ARRIVING AT MY DESK, I collapse into my chair with a bucket of coffee so tall that it shouldn't be called "large" or "grande," but "Eiffel".
A new colleague comments: "I'm surprised you need coffee. You always seem so unruffled. Had a rough morning?"
I decide to tell him about it.
7.25 am: I run around the apartment screaming at the children to get dressed. I dash into the kitchen and discover to my horror that we have not washed up the night before, so every surface is piled high with dirty plates.
7.35: I open the fridge and a jar of mango chutney leaps off the edge of a shelf. These days, 99.99 percent of foodstuffs are packaged in plastic, but this is the last thing on Earth still sold in a glass jar. SMASH! Floor tiles glitter with razor-sharp shards. The dog finds itself wearing a light coating of mango chutney. She gives herself a lick and decides she likes it.
7.41: Using brute force, I clear some countertop space (more glass breaks) and speed-assemble a packed lunch. A panicked female voice says: "Dad. My friends are waiting. Where's my lunch?" I march through the broken glass in my bare feet to hurl a pack of sandwiches to a girl racing out the door.
7.49: I scrunch back to my tiny bit of counter space. I hear a male voice: "Dad! I have to go. My school bus is here." Once more I trudge, guru-like, through broken glass, and throw a lunch pack to another child.
8.01: Twelve minutes later, lunch three is ready, glass has been picked out of my feet, the blood has been mopped up, and the chutneyed dog wiped (much to her annoyance). I race to the bedroom to get dressed.
8.09: The youngest child and I descend to ground level to get the primary school bus. Huh? The road is empty! No bus, no kids, no parents. I reassure her: "We missed it. Don't worry. Daddy will take you to school in a taxi."
8.16: I check my pockets. Oops. The sum contents are a single small brown coin. "Don't worry," I tell the child. "We'll go to the money machine in the mall and get some cash, THEN we'll get a taxi."
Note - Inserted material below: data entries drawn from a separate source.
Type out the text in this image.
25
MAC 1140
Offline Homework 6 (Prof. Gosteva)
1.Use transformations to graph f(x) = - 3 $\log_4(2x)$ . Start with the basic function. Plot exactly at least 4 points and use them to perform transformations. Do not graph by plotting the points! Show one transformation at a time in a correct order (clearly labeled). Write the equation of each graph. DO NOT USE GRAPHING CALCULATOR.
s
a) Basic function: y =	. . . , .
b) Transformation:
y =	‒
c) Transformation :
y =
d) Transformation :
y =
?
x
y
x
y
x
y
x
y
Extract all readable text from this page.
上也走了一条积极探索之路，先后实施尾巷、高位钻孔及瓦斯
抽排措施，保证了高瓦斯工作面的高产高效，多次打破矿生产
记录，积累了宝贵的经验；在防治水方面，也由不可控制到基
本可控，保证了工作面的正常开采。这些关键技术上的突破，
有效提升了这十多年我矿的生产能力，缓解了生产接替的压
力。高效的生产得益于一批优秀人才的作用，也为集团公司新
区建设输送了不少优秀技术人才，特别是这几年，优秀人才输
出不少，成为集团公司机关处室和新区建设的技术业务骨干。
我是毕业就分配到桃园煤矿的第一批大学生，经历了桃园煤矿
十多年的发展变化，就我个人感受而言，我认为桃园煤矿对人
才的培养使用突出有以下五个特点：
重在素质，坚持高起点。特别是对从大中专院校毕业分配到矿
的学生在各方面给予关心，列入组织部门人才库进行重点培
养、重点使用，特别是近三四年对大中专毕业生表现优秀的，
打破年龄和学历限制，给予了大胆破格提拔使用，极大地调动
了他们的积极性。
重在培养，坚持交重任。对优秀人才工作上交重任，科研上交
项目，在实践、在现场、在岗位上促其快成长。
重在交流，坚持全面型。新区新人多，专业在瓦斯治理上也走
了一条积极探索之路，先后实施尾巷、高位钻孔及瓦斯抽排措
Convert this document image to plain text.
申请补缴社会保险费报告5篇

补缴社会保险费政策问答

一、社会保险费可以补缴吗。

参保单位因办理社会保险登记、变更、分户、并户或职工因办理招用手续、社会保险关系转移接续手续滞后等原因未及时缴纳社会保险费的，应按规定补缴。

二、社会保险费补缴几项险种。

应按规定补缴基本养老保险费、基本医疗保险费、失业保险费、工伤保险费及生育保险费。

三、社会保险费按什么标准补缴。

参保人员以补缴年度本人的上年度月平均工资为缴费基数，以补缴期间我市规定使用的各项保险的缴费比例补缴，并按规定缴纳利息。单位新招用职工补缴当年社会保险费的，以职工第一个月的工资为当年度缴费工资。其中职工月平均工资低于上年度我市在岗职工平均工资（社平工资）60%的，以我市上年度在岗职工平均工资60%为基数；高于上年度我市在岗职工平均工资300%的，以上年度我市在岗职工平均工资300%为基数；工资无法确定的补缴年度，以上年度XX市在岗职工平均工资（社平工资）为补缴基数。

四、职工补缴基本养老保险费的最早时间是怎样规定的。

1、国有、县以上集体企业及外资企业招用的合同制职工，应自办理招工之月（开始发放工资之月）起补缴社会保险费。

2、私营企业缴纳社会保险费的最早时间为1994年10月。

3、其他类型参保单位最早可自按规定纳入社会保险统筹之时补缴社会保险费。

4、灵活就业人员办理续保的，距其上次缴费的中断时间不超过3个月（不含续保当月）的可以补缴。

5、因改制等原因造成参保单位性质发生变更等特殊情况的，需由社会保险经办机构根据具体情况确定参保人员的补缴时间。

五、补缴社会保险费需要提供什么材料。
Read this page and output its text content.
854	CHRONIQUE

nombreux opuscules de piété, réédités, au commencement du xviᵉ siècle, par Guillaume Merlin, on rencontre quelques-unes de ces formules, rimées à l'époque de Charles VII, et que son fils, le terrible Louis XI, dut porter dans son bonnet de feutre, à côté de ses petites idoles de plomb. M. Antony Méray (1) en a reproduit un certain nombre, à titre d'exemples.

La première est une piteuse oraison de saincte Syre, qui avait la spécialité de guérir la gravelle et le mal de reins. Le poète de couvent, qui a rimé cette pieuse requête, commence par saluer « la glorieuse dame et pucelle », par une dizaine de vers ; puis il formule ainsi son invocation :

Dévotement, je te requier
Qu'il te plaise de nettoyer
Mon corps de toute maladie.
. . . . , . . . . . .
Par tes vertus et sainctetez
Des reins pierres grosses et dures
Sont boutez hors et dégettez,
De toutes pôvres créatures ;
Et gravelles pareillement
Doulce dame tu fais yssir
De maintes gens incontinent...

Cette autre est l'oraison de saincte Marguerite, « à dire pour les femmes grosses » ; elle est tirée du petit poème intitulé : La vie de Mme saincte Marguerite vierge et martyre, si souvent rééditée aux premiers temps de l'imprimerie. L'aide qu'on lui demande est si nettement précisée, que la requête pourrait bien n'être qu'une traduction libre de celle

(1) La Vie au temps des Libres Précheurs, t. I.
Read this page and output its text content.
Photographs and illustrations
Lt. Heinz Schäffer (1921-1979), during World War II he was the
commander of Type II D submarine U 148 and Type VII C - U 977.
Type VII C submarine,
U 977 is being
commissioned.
8.25: We sprint to the nearest mall and rise to the second floor where there is an ATM. I punch in the instructions. "REQUEST REJECTED," the screen says. "INSUFFICIENT FUNDS."
At this point in my story, my listener in the office, who is unmarried and childless, shakes his head in horror.
"What a nightmare start to the day," he remarks.
I shrug my shoulders and reply: "I wouldn't use the word `nightmare.' I'd use the word `average.' In fact, I got the kid to school before the bell, and myself to work slightly earlier than usual."
Now he knows why nothing can ruffle me. I'm invincible. I'm imperturbable. I'm a parent.
Later, the phone rings. It's my wife.
"You're not going to believe this," she says. "But someone has seasoned our dog with mango chutney."